Friday, March 6, 2009

House Democrats Stick It to the Republicans on the Minimum Wage for Waitresses

Posted By on Fri, Mar 6, 2009 at 5:12 AM

click to enlarge Doesn't she deserve a pay raise?
  • Doesn't she deserve a pay raise?
House Democrats used their press conference this week to attack Republicans for opposing an increase in the minimum wage for hard-working waitresses. Rep. Henry Fincher's bill to raise the wage for tipped workers from $2.13 an hour to $3.28 an hour failed in a subcommittee Tuesday by a 3-3 vote with our favorite Republican nutjobs, Reps. Stacey Campfield, Brian Kelsey and Mike Bell, all voting no. Here's some of what Fincher said:

"This week the legislature had a chance to make life easier for working families and three Republicans in subcommittee chose not to do that. ... We're talking about $3.28 an hour for someone who's breaking their back, wiping down tables, hustling food to people for tips. And these people and their party opposed it. It's awful for someone to sit here and say you can live on $2.13 an hour. That's not enough. We need to help working families. We're in a hard time and people are hurting. We will continue to fight for working families. This bill and this principle of taking care of working people in this state ain't dead."
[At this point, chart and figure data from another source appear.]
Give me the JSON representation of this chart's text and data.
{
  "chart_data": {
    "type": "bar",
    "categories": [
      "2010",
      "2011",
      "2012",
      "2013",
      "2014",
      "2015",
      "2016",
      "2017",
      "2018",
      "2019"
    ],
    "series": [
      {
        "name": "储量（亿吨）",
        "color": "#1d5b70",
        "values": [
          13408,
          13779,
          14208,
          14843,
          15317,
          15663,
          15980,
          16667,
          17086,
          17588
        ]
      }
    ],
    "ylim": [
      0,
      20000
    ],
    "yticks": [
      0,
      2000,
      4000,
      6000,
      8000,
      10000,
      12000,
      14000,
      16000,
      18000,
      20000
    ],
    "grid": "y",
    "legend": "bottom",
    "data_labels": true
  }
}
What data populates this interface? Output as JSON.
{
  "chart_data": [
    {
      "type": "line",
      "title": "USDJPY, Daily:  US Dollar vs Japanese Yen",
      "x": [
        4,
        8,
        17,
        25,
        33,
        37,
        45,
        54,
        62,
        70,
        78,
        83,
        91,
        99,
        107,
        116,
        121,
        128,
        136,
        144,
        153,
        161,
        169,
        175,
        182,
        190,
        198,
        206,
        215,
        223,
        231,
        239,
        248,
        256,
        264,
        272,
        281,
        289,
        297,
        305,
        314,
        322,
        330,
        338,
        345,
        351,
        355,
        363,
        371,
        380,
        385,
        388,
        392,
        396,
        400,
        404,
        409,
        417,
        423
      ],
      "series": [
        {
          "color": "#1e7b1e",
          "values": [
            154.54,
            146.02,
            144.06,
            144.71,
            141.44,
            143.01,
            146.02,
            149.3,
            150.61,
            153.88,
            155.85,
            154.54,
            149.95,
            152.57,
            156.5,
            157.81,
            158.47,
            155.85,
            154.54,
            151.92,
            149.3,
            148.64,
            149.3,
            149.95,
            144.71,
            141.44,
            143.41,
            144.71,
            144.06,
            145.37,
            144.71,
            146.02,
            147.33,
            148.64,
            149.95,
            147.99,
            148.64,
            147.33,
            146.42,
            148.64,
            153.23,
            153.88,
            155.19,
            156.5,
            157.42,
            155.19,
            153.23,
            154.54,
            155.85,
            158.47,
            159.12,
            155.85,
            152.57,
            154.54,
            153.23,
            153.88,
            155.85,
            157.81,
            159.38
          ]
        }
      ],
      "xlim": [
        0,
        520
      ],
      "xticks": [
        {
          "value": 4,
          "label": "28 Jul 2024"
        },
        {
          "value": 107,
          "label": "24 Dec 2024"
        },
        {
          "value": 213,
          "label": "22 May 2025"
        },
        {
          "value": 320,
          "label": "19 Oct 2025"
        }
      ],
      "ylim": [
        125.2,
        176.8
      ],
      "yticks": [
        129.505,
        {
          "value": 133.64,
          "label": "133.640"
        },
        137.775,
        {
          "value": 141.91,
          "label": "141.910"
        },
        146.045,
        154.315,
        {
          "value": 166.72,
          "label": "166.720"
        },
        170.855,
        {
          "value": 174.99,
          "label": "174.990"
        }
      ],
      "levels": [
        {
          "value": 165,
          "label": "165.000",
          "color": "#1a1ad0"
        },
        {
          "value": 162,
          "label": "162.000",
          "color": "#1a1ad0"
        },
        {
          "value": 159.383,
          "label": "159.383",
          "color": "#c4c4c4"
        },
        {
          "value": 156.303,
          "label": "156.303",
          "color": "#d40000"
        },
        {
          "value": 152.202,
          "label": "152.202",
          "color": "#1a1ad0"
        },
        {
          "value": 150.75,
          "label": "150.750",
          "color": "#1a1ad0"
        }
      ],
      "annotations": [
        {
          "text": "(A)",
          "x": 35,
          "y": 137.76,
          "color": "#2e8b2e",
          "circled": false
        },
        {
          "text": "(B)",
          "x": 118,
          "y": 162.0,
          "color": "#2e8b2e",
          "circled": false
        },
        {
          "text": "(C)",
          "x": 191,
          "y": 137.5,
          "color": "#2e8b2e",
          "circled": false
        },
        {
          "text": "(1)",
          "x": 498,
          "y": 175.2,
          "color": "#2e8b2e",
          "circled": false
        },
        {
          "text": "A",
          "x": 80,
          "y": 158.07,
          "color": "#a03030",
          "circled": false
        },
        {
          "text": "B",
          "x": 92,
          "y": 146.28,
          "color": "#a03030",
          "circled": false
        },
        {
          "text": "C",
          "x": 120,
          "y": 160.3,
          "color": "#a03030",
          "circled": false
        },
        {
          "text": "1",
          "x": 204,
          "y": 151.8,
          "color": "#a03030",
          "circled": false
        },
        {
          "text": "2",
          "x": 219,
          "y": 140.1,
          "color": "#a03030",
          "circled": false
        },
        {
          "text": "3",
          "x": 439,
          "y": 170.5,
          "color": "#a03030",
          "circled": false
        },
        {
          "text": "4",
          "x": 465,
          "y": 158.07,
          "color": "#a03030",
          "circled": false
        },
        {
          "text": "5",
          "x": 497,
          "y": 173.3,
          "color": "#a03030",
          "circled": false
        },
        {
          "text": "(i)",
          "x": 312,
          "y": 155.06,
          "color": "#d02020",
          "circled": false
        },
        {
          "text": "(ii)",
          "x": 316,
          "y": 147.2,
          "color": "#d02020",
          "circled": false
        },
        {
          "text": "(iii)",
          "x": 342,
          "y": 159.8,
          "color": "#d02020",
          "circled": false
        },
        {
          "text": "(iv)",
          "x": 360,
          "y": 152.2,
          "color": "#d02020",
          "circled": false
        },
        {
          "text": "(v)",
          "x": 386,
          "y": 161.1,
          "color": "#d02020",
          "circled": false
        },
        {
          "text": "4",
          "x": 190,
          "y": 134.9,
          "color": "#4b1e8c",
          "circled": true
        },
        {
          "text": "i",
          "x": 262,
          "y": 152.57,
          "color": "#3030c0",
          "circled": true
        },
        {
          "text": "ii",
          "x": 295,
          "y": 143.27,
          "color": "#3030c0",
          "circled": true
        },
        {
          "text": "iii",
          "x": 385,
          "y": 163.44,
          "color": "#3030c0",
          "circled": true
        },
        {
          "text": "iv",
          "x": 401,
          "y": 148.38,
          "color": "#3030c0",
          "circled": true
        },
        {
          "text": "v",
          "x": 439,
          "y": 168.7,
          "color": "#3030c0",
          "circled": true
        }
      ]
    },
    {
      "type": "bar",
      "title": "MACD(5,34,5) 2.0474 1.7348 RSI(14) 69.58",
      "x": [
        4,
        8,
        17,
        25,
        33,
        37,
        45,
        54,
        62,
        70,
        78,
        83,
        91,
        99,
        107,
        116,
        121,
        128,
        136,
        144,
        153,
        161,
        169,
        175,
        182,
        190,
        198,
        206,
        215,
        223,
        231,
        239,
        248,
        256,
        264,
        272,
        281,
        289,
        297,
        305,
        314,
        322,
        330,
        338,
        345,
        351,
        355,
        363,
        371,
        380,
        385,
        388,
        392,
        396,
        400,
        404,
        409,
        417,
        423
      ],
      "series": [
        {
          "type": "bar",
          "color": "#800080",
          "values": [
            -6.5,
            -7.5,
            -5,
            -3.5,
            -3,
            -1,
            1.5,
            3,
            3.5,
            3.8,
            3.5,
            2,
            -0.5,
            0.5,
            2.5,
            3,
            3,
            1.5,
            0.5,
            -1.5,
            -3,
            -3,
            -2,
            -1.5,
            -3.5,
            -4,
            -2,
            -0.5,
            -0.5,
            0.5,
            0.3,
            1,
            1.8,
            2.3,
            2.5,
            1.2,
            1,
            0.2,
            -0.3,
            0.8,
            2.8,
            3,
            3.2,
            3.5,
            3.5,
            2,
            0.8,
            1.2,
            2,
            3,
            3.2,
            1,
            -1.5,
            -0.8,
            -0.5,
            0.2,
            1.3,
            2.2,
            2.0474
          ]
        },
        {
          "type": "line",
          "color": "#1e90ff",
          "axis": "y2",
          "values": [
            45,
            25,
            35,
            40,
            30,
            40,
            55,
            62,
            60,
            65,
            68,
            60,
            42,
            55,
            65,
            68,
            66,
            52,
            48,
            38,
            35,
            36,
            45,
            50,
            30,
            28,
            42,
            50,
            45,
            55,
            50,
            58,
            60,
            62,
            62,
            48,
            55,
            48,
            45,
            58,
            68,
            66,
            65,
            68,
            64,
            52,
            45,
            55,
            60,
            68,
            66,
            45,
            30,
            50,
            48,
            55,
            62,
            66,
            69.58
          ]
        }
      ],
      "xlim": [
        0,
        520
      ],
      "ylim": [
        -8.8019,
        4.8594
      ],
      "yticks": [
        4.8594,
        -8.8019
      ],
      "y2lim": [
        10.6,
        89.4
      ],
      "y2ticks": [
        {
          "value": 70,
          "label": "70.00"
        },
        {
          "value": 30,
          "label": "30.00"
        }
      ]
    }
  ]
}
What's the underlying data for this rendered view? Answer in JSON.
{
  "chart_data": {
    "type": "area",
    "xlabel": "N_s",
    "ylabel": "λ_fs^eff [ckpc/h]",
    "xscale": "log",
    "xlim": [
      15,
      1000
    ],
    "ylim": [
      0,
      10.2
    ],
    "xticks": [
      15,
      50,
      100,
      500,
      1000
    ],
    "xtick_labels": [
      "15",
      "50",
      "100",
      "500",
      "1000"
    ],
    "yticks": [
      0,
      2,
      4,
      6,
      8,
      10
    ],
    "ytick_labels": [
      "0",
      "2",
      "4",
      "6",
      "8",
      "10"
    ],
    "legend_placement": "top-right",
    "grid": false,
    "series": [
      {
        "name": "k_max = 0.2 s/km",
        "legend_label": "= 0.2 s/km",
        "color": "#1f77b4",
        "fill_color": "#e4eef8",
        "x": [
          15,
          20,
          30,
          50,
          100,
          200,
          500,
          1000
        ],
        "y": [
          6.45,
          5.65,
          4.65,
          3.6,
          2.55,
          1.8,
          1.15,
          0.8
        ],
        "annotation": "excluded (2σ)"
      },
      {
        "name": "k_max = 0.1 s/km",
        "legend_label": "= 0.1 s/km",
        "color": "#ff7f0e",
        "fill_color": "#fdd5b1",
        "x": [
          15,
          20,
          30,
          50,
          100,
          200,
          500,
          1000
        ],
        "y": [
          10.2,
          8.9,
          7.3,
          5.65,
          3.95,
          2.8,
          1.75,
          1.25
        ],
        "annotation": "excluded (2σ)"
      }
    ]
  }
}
It was a rare smart moment for the House Democrats this session. They stepped up to make a forceful argument on a clear, meaningful issue and showed what they're all about. So why can't they do this with the governor's bill to close the tax loophole for real-estate tycoons. Many of these rich people, who include a New York strip club king, don't even live in Tennessee. Blame the Democrats' silence on their leader, Gary Odom, who has sold out to the developers.

Asked at the same presser whether he's for closing that loophole, Odom said, "I'm still gathering information." After all, it' s only been a year since Odom helped kill this proposal in the last General Assembly. Why was Odom against it last year? Well, that was because it came up late as part of a Revenue Department "technical correction" bill. That really bothered Odom, of course, because you know how much of a stickler he is for deep and thoughtful study of all ideas before the legislature. Here's his explanation:

"That was a significant change in tax policy in the state, and I believe it deserves to be considered in a piece of legislation before the General Assembly. It can go through the committee process. Committees can have testimony from affected Tennesseans who have that exemption. We can examine the history of how it occurred and go from there. Last year, my concern was process."

Update: Republicans favor tax breaks for out-of-state rich people, including titty bar owners.